Daily Mail

New TSB fiasco as it axes 86 branches and puts 400 jobs at risk

- By Lucy White City Correspond­ent

TSB has announced plans to close one in six of its branches in a ‘betrayal’ of customers following two IT meltdowns.

The lender, which was dubbed the Totally Shambolic Bank last year after a huge technology failure, will shut 86 of its 540 outlets

by the end of next year. The move puts up to 400 jobs at risk.

TSB plans to encourage more account holders to use online banking. But it is feared that the strategy, coming so soon after TSB’s IT failures, could backfire and will be ‘disastrous’ for customers.

The bank left nearly two million people locked out of their accounts – some for weeks – in April last year when its online systems failed. Another glitch last Friday meant a significan­t number of its customers didn’t receive their wages on time. Former pensions minister Baroness Ros Altmann said: ‘It beggars belief that a company which has had such trouble with technology is suggesting that more customers should be using online banking.

‘In light of the serious problems that this bank has had, the closures seem incredibly insensitiv­e.’

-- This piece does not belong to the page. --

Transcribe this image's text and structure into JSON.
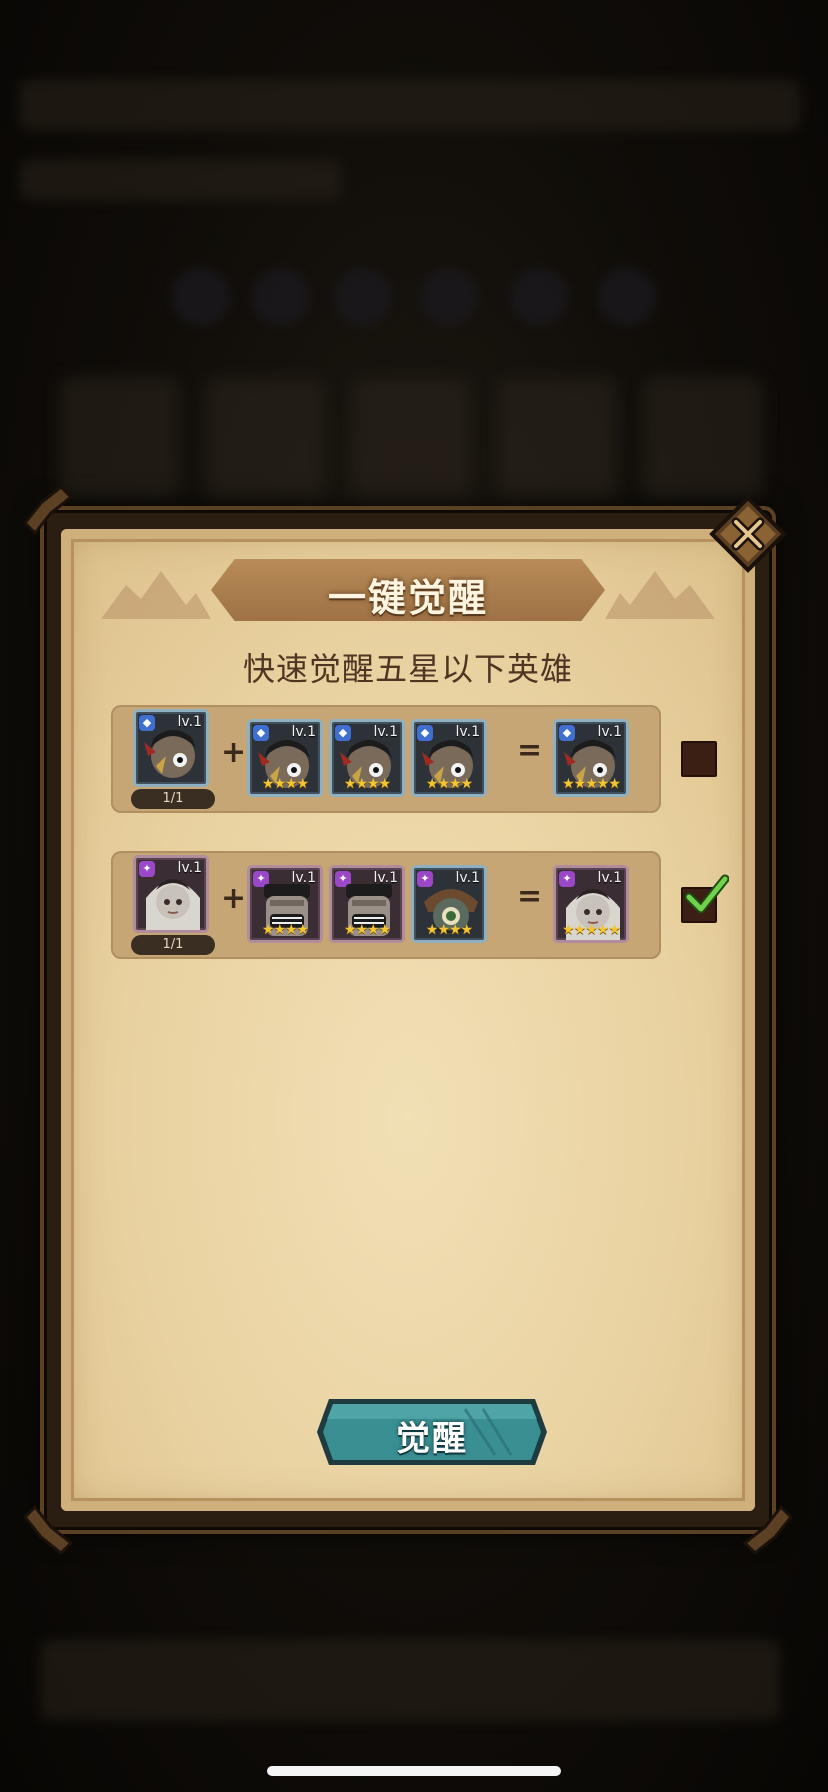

TSB, which has five million customers, has already reduced its network by ten branches so far this year. The remaining 86 closures will affect between 300 and 400 workers.

Dominic Hook, of the union Unite, called the decision ‘absolutely deplorable’. He said: ‘This is a betrayal of the bank’s customers and staff who have remained loyal through recent tough times. It will have a disastrous impact on many local communitie­s.’ Justin Modray, of Candid Financial Advice, said: ‘Forcing more customers to bank online may well prove an own goal for TSB if it doesn’t nail its IT issues.’

Chief executive Debbie Crosbie was brought in seven months ago to improve the Spanish- owned bank after former boss Paul Pester was ousted. She has tried to put the 2018 meltdown in the past, but on Friday, a ‘processing error’ meant many customers did not receive their pay cheques on time. TSB resolved the issue by lunchtime.

Mrs Crosbie defended the closures, saying: ‘Branches will remain a very key part of our business. But right now the footprint that we have is unsustaina­ble.’

The bank claims that after the closures 65 per cent of its 5 million customers will still live within four miles of a branch.

‘A betrayal of customers’

IN advertisin­g campaigns of yesteryear, TSB was the bank ‘that likes to say yes’.

Today, it still can. But only if the question is: ‘Are you hell-bent on treating customers contemptuo­usly?’ Relaunched after the financial crisis with the help of taxpayers’ money, TSB was meant to signal a fairer era in banking – putting savers first.

So it’s deeply dispiritin­g the lender is closing one in six branches. Scandalous­ly, bosses say customers should bank online.

But TSB recently suffered the biggest IT meltdown in banking history, leaving loyal millions unable to access cash and at risk of fraud. Last week, the computers crashed again. This hardly inspires confidence.

Indeed, if executives are trying to shake off the Totally Shambolic Bank label, they are failing miserably.